The HST is apparently in a holding pattern in Manitoba with Premier Gary Doer stepping down to become Canada’s ambassador to Washington and candidates for the vacant position he leaves now emerging, one of them being provincial Minister of Finance Greg Selinger.
Some suspect that Selinger will get behind the HST and the transitional money that comes from Ottawa to implement the tax, but for now, it’s unlikely any candidate for the job of Premier is going to touch that hot button.
Janet Jones, regional director for the Prairie Chapter of the National Golf Course Owners Association, says the HST could become a topic at the chapter meeting scheduled for Nov. 4 at the Golf Dome in Winnipeg.
“When I do my calls, we talk about it. We talk about the fact that, basically, it would be a seven per cent increase straight across the board on green fees and memberships,” she said.
“In Saskatchewan, it would be five percent, but it’s also in Saskatchewan on restaurant meals, which currently are not PST, so there are two hits there,” added Jones.
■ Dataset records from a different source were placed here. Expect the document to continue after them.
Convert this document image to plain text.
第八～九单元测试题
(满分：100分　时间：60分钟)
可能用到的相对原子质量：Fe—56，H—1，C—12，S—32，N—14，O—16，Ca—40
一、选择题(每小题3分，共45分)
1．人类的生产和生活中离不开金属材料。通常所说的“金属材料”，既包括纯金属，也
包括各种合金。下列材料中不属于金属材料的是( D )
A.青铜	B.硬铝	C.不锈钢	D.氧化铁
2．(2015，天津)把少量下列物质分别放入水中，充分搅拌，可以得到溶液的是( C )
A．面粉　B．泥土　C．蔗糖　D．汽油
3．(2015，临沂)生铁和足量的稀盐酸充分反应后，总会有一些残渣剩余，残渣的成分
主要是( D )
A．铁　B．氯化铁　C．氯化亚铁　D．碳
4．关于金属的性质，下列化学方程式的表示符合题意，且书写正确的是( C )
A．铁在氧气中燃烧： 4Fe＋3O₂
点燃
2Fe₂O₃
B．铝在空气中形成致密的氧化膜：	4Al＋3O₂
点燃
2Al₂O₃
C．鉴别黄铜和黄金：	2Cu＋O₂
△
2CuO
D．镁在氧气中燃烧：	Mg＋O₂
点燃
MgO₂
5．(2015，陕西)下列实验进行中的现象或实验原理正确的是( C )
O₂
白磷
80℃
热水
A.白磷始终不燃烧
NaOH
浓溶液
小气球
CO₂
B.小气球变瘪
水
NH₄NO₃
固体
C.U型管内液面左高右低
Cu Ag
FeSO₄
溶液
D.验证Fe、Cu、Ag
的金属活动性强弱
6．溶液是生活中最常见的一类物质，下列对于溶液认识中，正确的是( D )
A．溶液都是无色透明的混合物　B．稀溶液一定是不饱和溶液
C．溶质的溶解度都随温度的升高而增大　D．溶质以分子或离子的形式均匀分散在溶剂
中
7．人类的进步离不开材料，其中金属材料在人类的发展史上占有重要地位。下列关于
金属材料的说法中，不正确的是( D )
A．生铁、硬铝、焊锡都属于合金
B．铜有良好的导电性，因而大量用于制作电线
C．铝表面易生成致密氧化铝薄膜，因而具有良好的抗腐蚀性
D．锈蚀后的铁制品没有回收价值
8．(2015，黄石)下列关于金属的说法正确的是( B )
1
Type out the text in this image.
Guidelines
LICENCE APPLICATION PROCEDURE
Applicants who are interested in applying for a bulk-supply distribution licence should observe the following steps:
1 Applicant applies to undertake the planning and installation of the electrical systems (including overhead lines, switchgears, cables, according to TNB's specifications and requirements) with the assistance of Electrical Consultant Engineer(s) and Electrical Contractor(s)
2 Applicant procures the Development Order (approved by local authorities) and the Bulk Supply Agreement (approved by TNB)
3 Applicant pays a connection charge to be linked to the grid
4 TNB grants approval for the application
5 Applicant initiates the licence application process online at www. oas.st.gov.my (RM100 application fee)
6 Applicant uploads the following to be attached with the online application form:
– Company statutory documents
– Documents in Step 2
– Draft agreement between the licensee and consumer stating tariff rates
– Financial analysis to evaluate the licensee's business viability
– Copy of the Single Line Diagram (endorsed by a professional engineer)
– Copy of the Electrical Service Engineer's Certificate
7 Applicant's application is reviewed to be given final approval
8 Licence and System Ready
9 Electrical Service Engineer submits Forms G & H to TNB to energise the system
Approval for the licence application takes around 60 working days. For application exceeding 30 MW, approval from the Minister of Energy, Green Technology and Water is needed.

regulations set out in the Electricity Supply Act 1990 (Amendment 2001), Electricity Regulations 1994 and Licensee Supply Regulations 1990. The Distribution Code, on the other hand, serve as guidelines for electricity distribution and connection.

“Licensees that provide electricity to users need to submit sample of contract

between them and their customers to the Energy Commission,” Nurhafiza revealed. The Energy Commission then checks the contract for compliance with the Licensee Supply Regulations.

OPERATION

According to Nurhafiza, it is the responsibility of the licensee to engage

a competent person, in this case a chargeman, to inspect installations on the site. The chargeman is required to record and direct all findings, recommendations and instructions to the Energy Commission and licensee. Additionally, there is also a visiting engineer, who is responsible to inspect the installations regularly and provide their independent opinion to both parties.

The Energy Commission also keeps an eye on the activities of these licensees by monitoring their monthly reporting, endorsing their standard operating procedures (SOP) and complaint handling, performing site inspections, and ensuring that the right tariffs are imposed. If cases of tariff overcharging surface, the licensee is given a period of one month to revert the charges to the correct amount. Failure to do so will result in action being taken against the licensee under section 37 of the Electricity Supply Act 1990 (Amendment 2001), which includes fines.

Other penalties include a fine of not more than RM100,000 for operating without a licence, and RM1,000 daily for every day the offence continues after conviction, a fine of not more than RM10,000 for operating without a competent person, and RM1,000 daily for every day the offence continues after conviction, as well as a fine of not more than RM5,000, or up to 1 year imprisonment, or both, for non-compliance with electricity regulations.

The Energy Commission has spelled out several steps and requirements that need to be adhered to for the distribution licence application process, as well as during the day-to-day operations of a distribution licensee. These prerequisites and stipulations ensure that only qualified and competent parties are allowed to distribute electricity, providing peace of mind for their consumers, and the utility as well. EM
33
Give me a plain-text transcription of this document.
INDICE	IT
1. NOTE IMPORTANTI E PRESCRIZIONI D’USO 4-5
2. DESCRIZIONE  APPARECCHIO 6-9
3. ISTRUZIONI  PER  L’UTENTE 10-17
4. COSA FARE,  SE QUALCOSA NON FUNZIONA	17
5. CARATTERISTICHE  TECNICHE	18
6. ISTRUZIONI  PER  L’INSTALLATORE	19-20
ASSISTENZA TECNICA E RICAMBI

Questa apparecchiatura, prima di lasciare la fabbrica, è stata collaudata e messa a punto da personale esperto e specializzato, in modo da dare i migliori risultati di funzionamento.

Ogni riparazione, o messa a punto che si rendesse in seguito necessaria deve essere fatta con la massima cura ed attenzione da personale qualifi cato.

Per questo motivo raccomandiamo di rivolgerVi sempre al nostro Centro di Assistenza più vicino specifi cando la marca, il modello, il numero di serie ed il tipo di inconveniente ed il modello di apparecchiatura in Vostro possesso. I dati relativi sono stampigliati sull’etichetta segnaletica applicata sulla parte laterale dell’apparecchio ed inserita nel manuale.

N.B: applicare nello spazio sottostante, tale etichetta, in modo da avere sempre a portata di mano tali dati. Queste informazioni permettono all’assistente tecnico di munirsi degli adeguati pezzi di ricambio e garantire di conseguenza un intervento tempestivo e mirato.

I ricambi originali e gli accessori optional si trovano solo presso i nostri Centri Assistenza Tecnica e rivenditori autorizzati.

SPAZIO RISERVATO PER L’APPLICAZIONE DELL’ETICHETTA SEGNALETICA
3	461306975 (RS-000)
“The other challenge is that increases in Manitoba and Saskatchewan, where golf is probably the cheapest across the country, a seven per cent increase – and this is one of the biggest concerns is some of it’s going to have to get eaten.
“(Golf courses) normally might increase their dues three per cent, so not only is the consumer paying more, but it’s really taking it out of the pocket of the operator,” she added.
While there is concern on the prairies, it hasn’t reached the point of loud protest, she says, but that could change if the implementation of the HST becomes reality.
“I get some people thinking it’s not going to happen,” she said. “I think it’s they’re thinking it’s not going to happen in the short term and I don’t disagree because of this political issue.”
However, now may be the time to formulate a strategy to deal with the HST.
“The question is how do you inform the consumer that it’s not you that’s sucking up all the money,” she said. “The information campaign is what we’ve talked about.
“I don’t know if people really believe it can be stopped, but if it’s going to come, then how do you best inform the consumer that is from your government, thank you very much, not from us because there’s always that impression that golf courses are raking in the money when we’re not,” she said.
One tool that’s available to the Prairies that hasn’t been to other provinces that have already come under the HST is golf’s economic impact study released recently by the National Allied Golf Association that paints a positive picture of the game in terms of employment, taxes and other contributions.
“There’s potential for that to be able to show the facts,” said Jones. “There are the numbers that everybody always talked about, but we didn’t have.
“If we wait too long, we lose the opportunity for a say. If (the HST) gets wheels on it, it will barrel along.”